Back at the Fiennes home afterwards, where many of those present at the funeral had retired to offer their condolences and share a light repast of bagels and coffee, Adam excused himself to go upstairs and pack, then moved into Nathan’s study where, after packing up the rest of Nathan’s notes in a briefcase he found there, he rang McLeod at his office, charging the call to his home number.

“Hullo, Noel,” he said without further preamble. “Any progress on Gerard?”

“A bit—for all it’s worth,” McLeod said without enthusiasm. “The address and telephone number we found for him are good, but Gerard isn’t there. To make a long story short, he’s supposedly gone off to Cyprus on a four-week camping holiday.”

“That’s convenient.”

“Yes, I thought so,” McLeod agreed sourly. “According to my friend Treville, our boy purchased a round-trip air ticket to Nicosia and picked it up from the travel agent’s on Monday of last week. He paid for it with a credit card. His bank records show that he drew a substantial amount of money from his standing account the selfsame day.”

“How substantial?”

“Nearly ten thousand pounds—more than he’d need for any camping holiday,” McLeod replied. “But Gerard is known to be a collector of antiquities. It could be argued that he simply wanted to have sufficient cash on hand, in case he ran across any irresistible finds while on holiday. Treville’s men are still trying to find out if he bought any camping gear recently, but again it could be argued that he already had what he needed in the way of kit. So you be the judge.”

“If it’s a cover story, it’s a reasonably useful one,” Adam allowed. “I wouldn’t fancy having to track down the whereabouts of a camper on the move. Has anyone verified that Gerard actually made the trip?”

“Treville had Interpol check it out,” McLeod said, “and they checked with the Cypriot authorities. Both the airline and the passport-control people show in their records that on Wednesday the eleventh, a Monsieur Henri Gerard got on the plane in Paris and got off again in Cyprus. But you and I both know that doesn’t necessarily mean anything. With enough cash and a forged passport, our boy could have bought another ticket out to London within hours of his arrival on Cypriot soil, and departed thence without anyone in Nicosia being the wiser.”

“So much for that lead, then,” Adam replied. “What next?”

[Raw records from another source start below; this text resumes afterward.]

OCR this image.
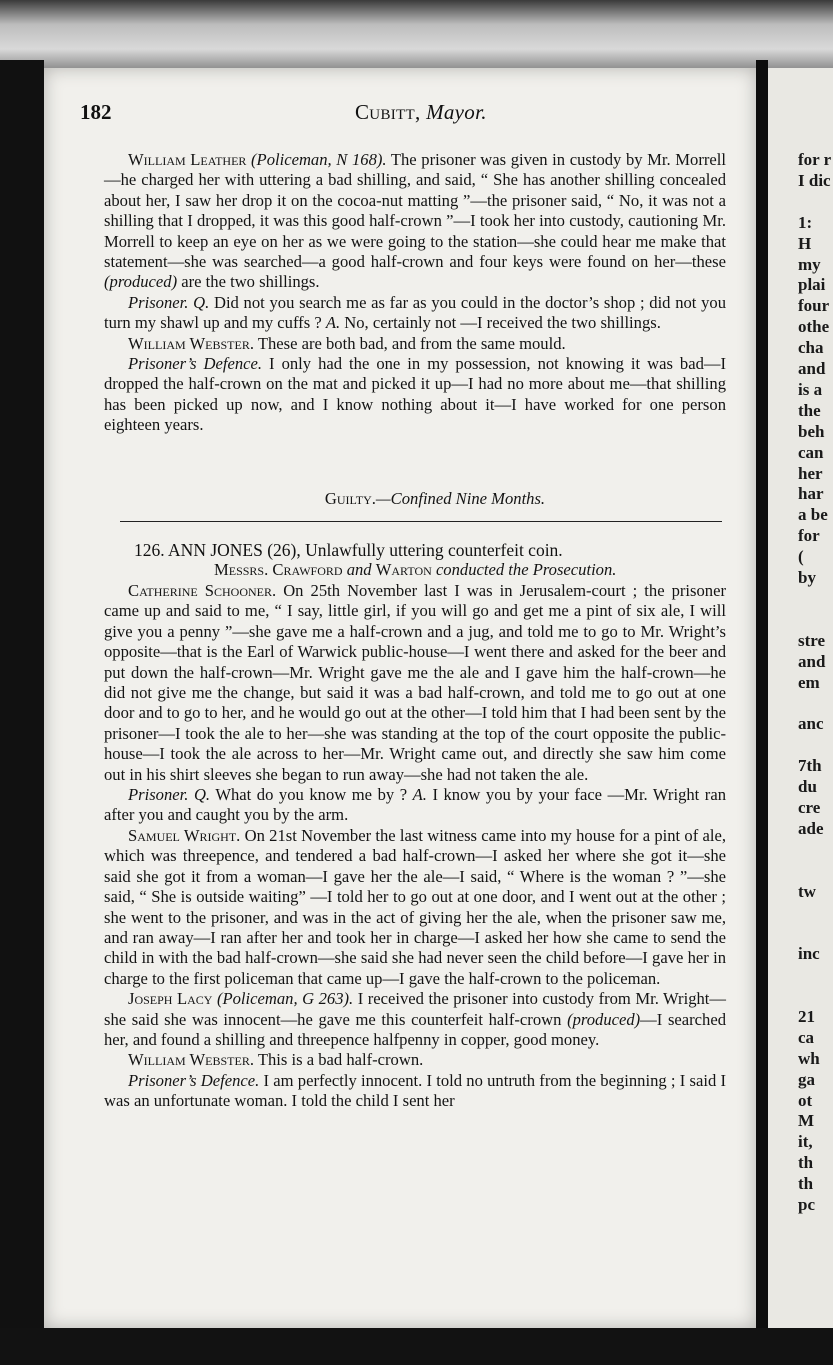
182	Cubitt, Mayor.

William Leather (Policeman, N 168). The prisoner was given in custody by Mr. Morrell—he charged her with uttering a bad shilling, and said, “ She has another shilling concealed about her, I saw her drop it on the cocoa-nut matting ”—the prisoner said, “ No, it was not a shilling that I dropped, it was this good half-crown ”—I took her into custody, cautioning Mr. Morrell to keep an eye on her as we were going to the station—she could hear me make that statement—she was searched—a good half-crown and four keys were found on her—these (produced) are the two shillings.

Prisoner. Q. Did not you search me as far as you could in the doctor’s shop ; did not you turn my shawl up and my cuffs ? A. No, certainly not —I received the two shillings.

William Webster. These are both bad, and from the same mould.

Prisoner’s Defence. I only had the one in my possession, not knowing it was bad—I dropped the half-crown on the mat and picked it up—I had no more about me—that shilling has been picked up now, and I know nothing about it—I have worked for one person eighteen years.

Guilty.—Confined Nine Months.
126. ANN JONES (26), Unlawfully uttering counterfeit coin.
Messrs. Crawford and Warton conducted the Prosecution.

Catherine Schooner. On 25th November last I was in Jerusalem-court ; the prisoner came up and said to me, “ I say, little girl, if you will go and get me a pint of six ale, I will give you a penny ”—she gave me a half-crown and a jug, and told me to go to Mr. Wright’s opposite—that is the Earl of Warwick public-house—I went there and asked for the beer and put down the half-crown—Mr. Wright gave me the ale and I gave him the half-crown—he did not give me the change, but said it was a bad half-crown, and told me to go out at one door and to go to her, and he would go out at the other—I told him that I had been sent by the prisoner—I took the ale to her—she was standing at the top of the court opposite the public-house—I took the ale across to her—Mr. Wright came out, and directly she saw him come out in his shirt sleeves she began to run away—she had not taken the ale.

Prisoner. Q. What do you know me by ? A. I know you by your face —Mr. Wright ran after you and caught you by the arm.

Samuel Wright. On 21st November the last witness came into my house for a pint of ale, which was threepence, and tendered a bad half-crown—I asked her where she got it—she said she got it from a woman—I gave her the ale—I said, “ Where is the woman ? ”—she said, “ She is outside waiting” —I told her to go out at one door, and I went out at the other ; she went to the prisoner, and was in the act of giving her the ale, when the prisoner saw me, and ran away—I ran after her and took her in charge—I asked her how she came to send the child in with the bad half-crown—she said she had never seen the child before—I gave her in charge to the first policeman that came up—I gave the half-crown to the policeman.

Joseph Lacy (Policeman, G 263). I received the prisoner into custody from Mr. Wright—she said she was innocent—he gave me this counterfeit half-crown (produced)—I searched her, and found a shilling and threepence halfpenny in copper, good money.

William Webster. This is a bad half-crown.

Prisoner’s Defence. I am perfectly innocent. I told no untruth from the beginning ; I said I was an unfortunate woman. I told the child I sent her

for r
I dic
1:
H
my
plai
four
othe
cha
and
is a
the
beh
can
her
har
a be
for
(
by
stre
and
em
anc
7th
du
cre
ade
tw
inc
21
ca
wh
ga
ot
M
it,
th
th
pc
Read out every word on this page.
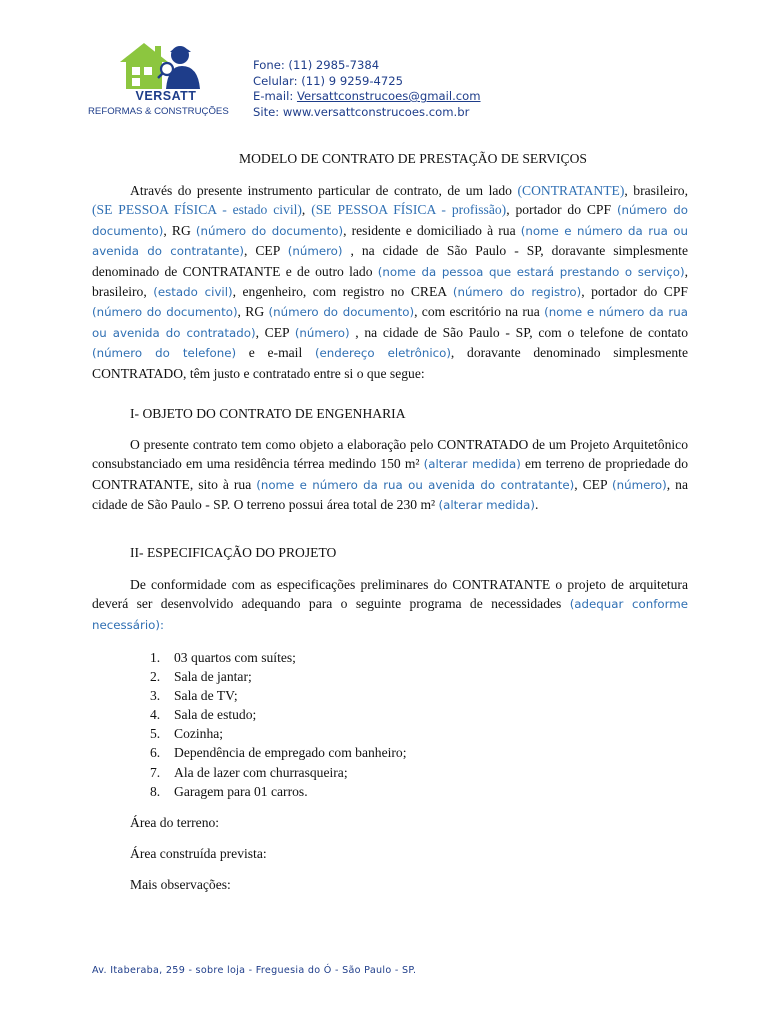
VERSATT
REFORMAS & CONSTRUÇÕES
Fone: (11) 2985-7384
Celular: (11) 9 9259-4725
E-mail: Versattconstrucoes@gmail.com
Site: www.versattconstrucoes.com.br
MODELO DE CONTRATO DE PRESTAÇÃO DE SERVIÇOS
Através do presente instrumento particular de contrato, de um lado (CONTRATANTE), brasileiro, (SE PESSOA FÍSICA - estado civil), (SE PESSOA FÍSICA - profissão), portador do CPF (número do documento), RG (número do documento), residente e domiciliado à rua (nome e número da rua ou avenida do contratante), CEP (número) , na cidade de São Paulo - SP, doravante simplesmente denominado de CONTRATANTE e de outro lado (nome da pessoa que estará prestando o serviço), brasileiro, (estado civil), engenheiro, com registro no CREA (número do registro), portador do CPF (número do documento), RG (número do documento), com escritório na rua (nome e número da rua ou avenida do contratado), CEP (número) , na cidade de São Paulo - SP, com o telefone de contato (número do telefone) e e-mail (endereço eletrônico), doravante denominado simplesmente CONTRATADO, têm justo e contratado entre si o que segue:
I- OBJETO DO CONTRATO DE ENGENHARIA
O presente contrato tem como objeto a elaboração pelo CONTRATADO de um Projeto Arquitetônico consubstanciado em uma residência térrea medindo 150 m² (alterar medida) em terreno de propriedade do CONTRATANTE, sito à rua (nome e número da rua ou avenida do contratante), CEP (número), na cidade de São Paulo - SP. O terreno possui área total de 230 m² (alterar medida).
II- ESPECIFICAÇÃO DO PROJETO
De conformidade com as especificações preliminares do CONTRATANTE o projeto de arquitetura deverá ser desenvolvido adequando para o seguinte programa de necessidades (adequar conforme necessário):
1.	03 quartos com suítes;
2.	Sala de jantar;
3.	Sala de TV;
4.	Sala de estudo;
5.	Cozinha;
6.	Dependência de empregado com banheiro;
7.	Ala de lazer com churrasqueira;
8.	Garagem para 01 carros.
Área do terreno:
Área construída prevista:
Mais observações:
Av. Itaberaba, 259 - sobre loja - Freguesia do Ó - São Paulo - SP.
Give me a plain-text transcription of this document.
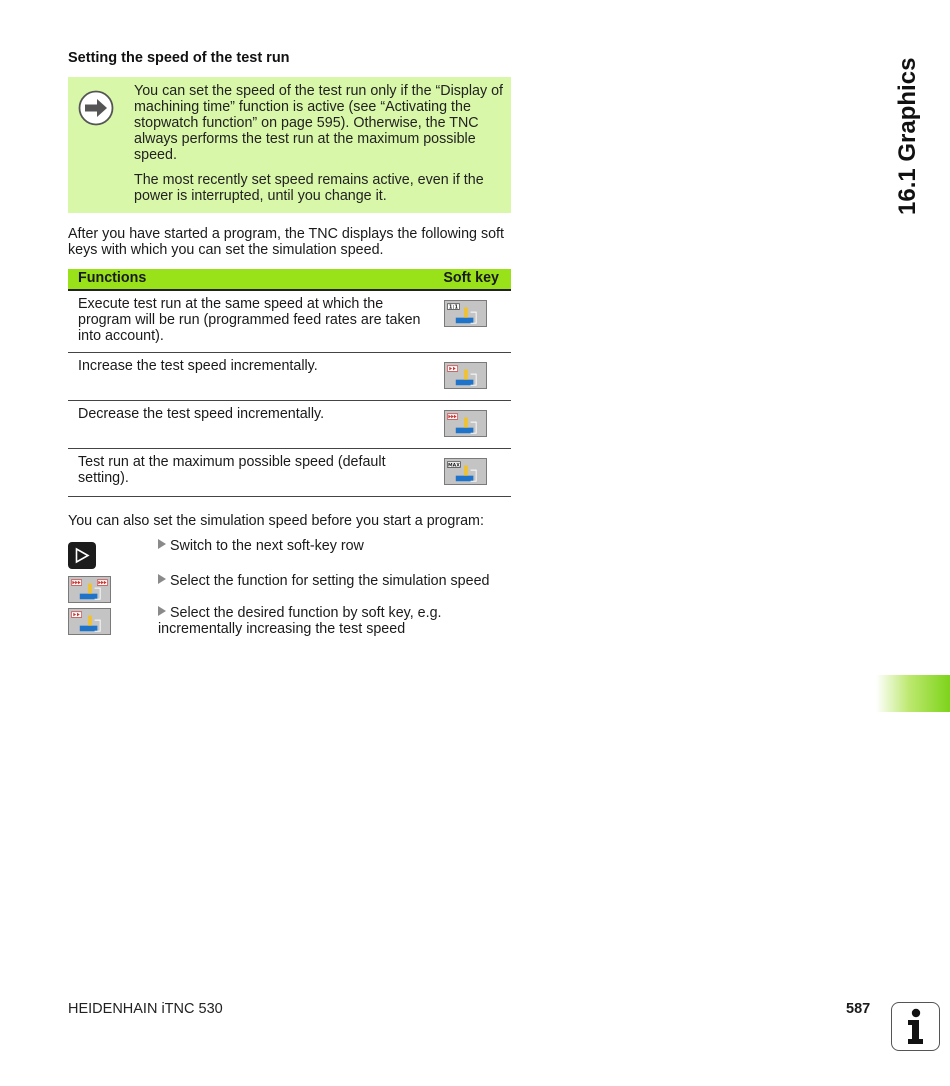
Setting the speed of the test run

You can set the speed of the test run only if the “Display of machining time” function is active (see “Activating the stopwatch function” on page 595). Otherwise, the TNC always performs the test run at the maximum possible speed.

The most recently set speed remains active, even if the power is interrupted, until you change it.

After you have started a program, the TNC displays the following soft keys with which you can set the simulation speed.
Functions	Soft key
Execute test run at the same speed at which the program will be run (programmed feed rates are taken into account).
1:1
Increase the test speed incrementally.
Decrease the test speed incrementally.
Test run at the maximum possible speed (default setting).
MAX
You can also set the simulation speed before you start a program:
Switch to the next soft-key row
Select the function for setting the simulation speed
Select the desired function by soft key, e.g. incrementally increasing the test speed
16.1 Graphics
HEIDENHAIN iTNC 530	587
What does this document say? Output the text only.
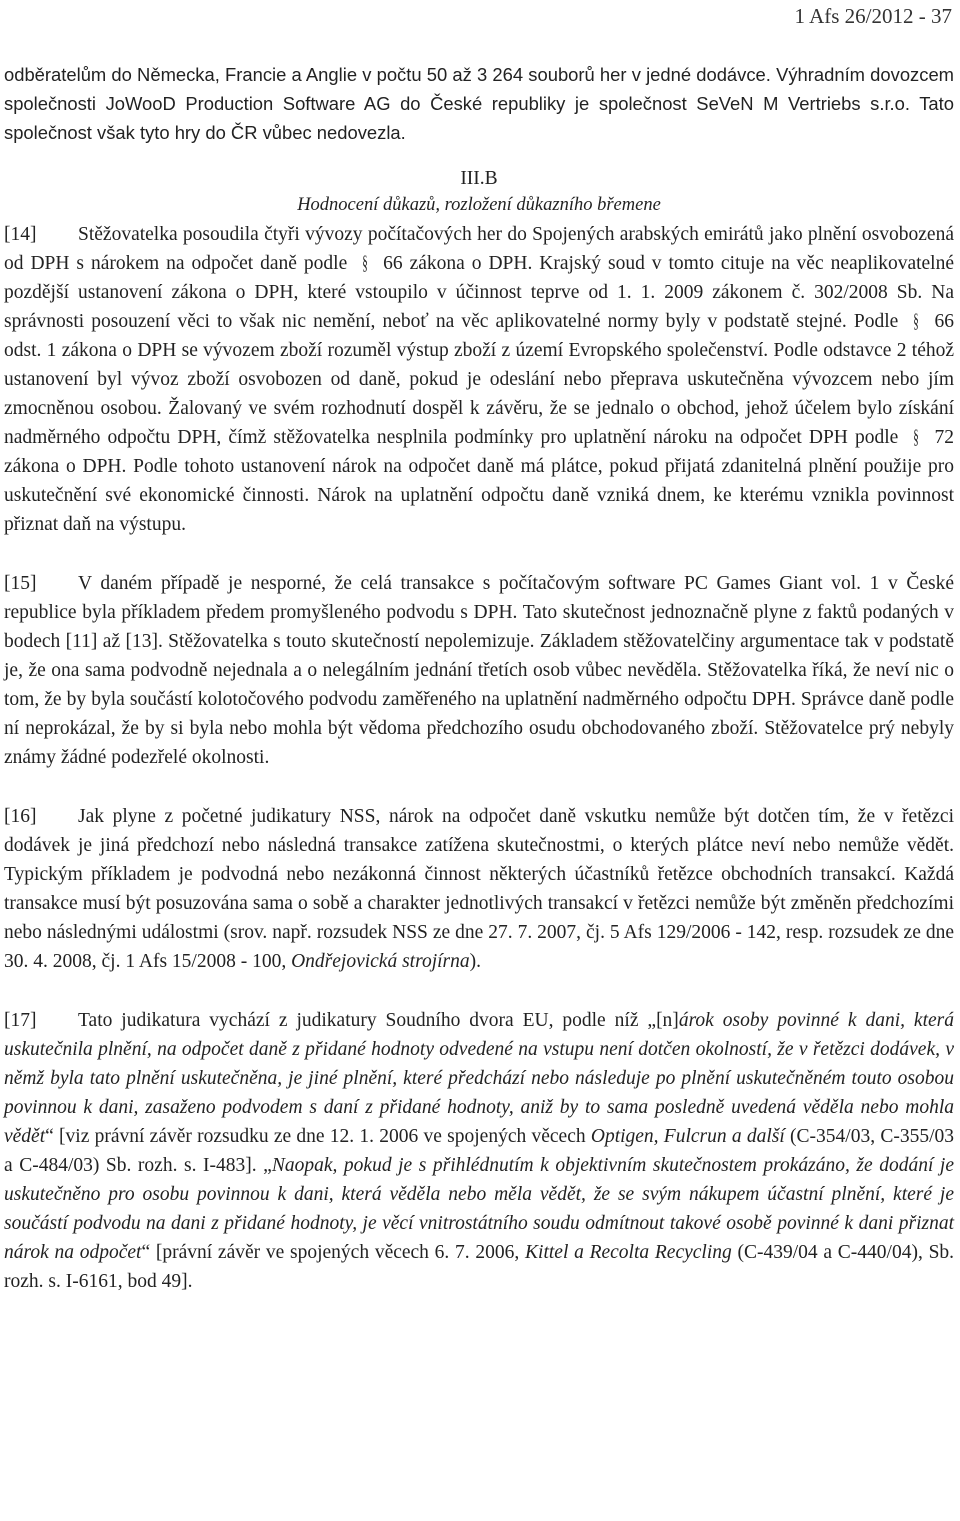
1 Afs 26/2012 - 37

odběratelům do Německa, Francie a Anglie v počtu 50 až 3 264 souborů her v jedné dodávce. Výhradním dovozcem společnosti JoWooD Production Software AG do České republiky je společnost SeVeN M Vertriebs s.r.o. Tato společnost však tyto hry do ČR vůbec nedovezla.

III.B
Hodnocení důkazů, rozložení důkazního břemene

[14] Stěžovatelka posoudila čtyři vývozy počítačových her do Spojených arabských emirátů jako plnění osvobozená od DPH s nárokem na odpočet daně podle § 66 zákona o DPH. Krajský soud v tomto cituje na věc neaplikovatelné pozdější ustanovení zákona o DPH, které vstoupilo v účinnost teprve od 1. 1. 2009 zákonem č. 302/2008 Sb. Na správnosti posouzení věci to však nic nemění, neboť na věc aplikovatelné normy byly v podstatě stejné. Podle § 66 odst. 1 zákona o DPH se vývozem zboží rozuměl výstup zboží z území Evropského společenství. Podle odstavce 2 téhož ustanovení byl vývoz zboží osvobozen od daně, pokud je odeslání nebo přeprava uskutečněna vývozcem nebo jím zmocněnou osobou. Žalovaný ve svém rozhodnutí dospěl k závěru, že se jednalo o obchod, jehož účelem bylo získání nadměrného odpočtu DPH, čímž stěžovatelka nesplnila podmínky pro uplatnění nároku na odpočet DPH podle § 72 zákona o DPH. Podle tohoto ustanovení nárok na odpočet daně má plátce, pokud přijatá zdanitelná plnění použije pro uskutečnění své ekonomické činnosti. Nárok na uplatnění odpočtu daně vzniká dnem, ke kterému vznikla povinnost přiznat daň na výstupu.

[15] V daném případě je nesporné, že celá transakce s počítačovým software PC Games Giant vol. 1 v České republice byla příkladem předem promyšleného podvodu s DPH. Tato skutečnost jednoznačně plyne z faktů podaných v bodech [11] až [13]. Stěžovatelka s touto skutečností nepolemizuje. Základem stěžovatelčiny argumentace tak v podstatě je, že ona sama podvodně nejednala a o nelegálním jednání třetích osob vůbec nevěděla. Stěžovatelka říká, že neví nic o tom, že by byla součástí kolotočového podvodu zaměřeného na uplatnění nadměrného odpočtu DPH. Správce daně podle ní neprokázal, že by si byla nebo mohla být vědoma předchozího osudu obchodovaného zboží. Stěžovatelce prý nebyly známy žádné podezřelé okolnosti.

[16] Jak plyne z početné judikatury NSS, nárok na odpočet daně vskutku nemůže být dotčen tím, že v řetězci dodávek je jiná předchozí nebo následná transakce zatížena skutečnostmi, o kterých plátce neví nebo nemůže vědět. Typickým příkladem je podvodná nebo nezákonná činnost některých účastníků řetězce obchodních transakcí. Každá transakce musí být posuzována sama o sobě a charakter jednotlivých transakcí v řetězci nemůže být změněn předchozími nebo následnými událostmi (srov. např. rozsudek NSS ze dne 27. 7. 2007, čj. 5 Afs 129/2006 - 142, resp. rozsudek ze dne 30. 4. 2008, čj. 1 Afs 15/2008 - 100, Ondřejovická strojírna).

[17] Tato judikatura vychází z judikatury Soudního dvora EU, podle níž „[n]árok osoby povinné k dani, která uskutečnila plnění, na odpočet daně z přidané hodnoty odvedené na vstupu není dotčen okolností, že v řetězci dodávek, v němž byla tato plnění uskutečněna, je jiné plnění, které předchází nebo následuje po plnění uskutečněném touto osobou povinnou k dani, zasaženo podvodem s daní z přidané hodnoty, aniž by to sama posledně uvedená věděla nebo mohla vědět“ [viz právní závěr rozsudku ze dne 12. 1. 2006 ve spojených věcech Optigen, Fulcrun a další (C-354/03, C-355/03 a C-484/03) Sb. rozh. s. I-483]. „Naopak, pokud je s přihlédnutím k objektivním skutečnostem prokázáno, že dodání je uskutečněno pro osobu povinnou k dani, která věděla nebo měla vědět, že se svým nákupem účastní plnění, které je součástí podvodu na dani z přidané hodnoty, je věcí vnitrostátního soudu odmítnout takové osobě povinné k dani přiznat nárok na odpočet“ [právní závěr ve spojených věcech 6. 7. 2006, Kittel a Recolta Recycling (C-439/04 a C-440/04), Sb. rozh. s. I-6161, bod 49].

“Oh, I’m not finished,” McLeod said. “Bearing in mind what Peter Fiennes said about Gerard being something of a nutter, I asked Treville if he’d get somebody to look into Gerard’s psychological background. He made the inquiries himself, and it turns out that our boy has a history of emotional instability. His colleagues in French antiquarian circles say that Gerard’s interest in the Knights Templar amounts to something of an obsession; he’s fanatically convinced that all the charges laid against them were true, and has set himself to prove as much. He bases this assertion on the belief that he is, in fact, the present -day incarnation of a medieval French nobleman who lived to witness those events.”

“Very interesting,” Adam murmured. “Very interesting, indeed. If there’s more to this assertion than mere romantic fantasy, it could explain a great deal. I’d be curious to know whether or not he has a psychic past. If his interest in Nathan’s Seal dates back to a previous lifetime, we may be dealing with someone far more dangerous than a mere eccentric.”

“That was my thought too,” McLeod replied. “I don’t suppose you’ve had any more insights about the Seal itself? What it was for, and so on?”

“Not yet, but I’m working on it. I had an interesting dream that I’ll tell you about when I get back. Meanwhile, I think it might be safest if we proceed on the assumption that Gerard is actually here on British soil. At very least, I’d like to know what he tells the York Police about his movements two days ago, if they can turn him up. Have you relayed your information to the authorities here in York?”

“All the conventional information, yes. And Treville is faxing me a photo later on. What do you want to do about the other?”

“Just sit tight until I get home,” Adam replied. “Did you send those printouts to the house?”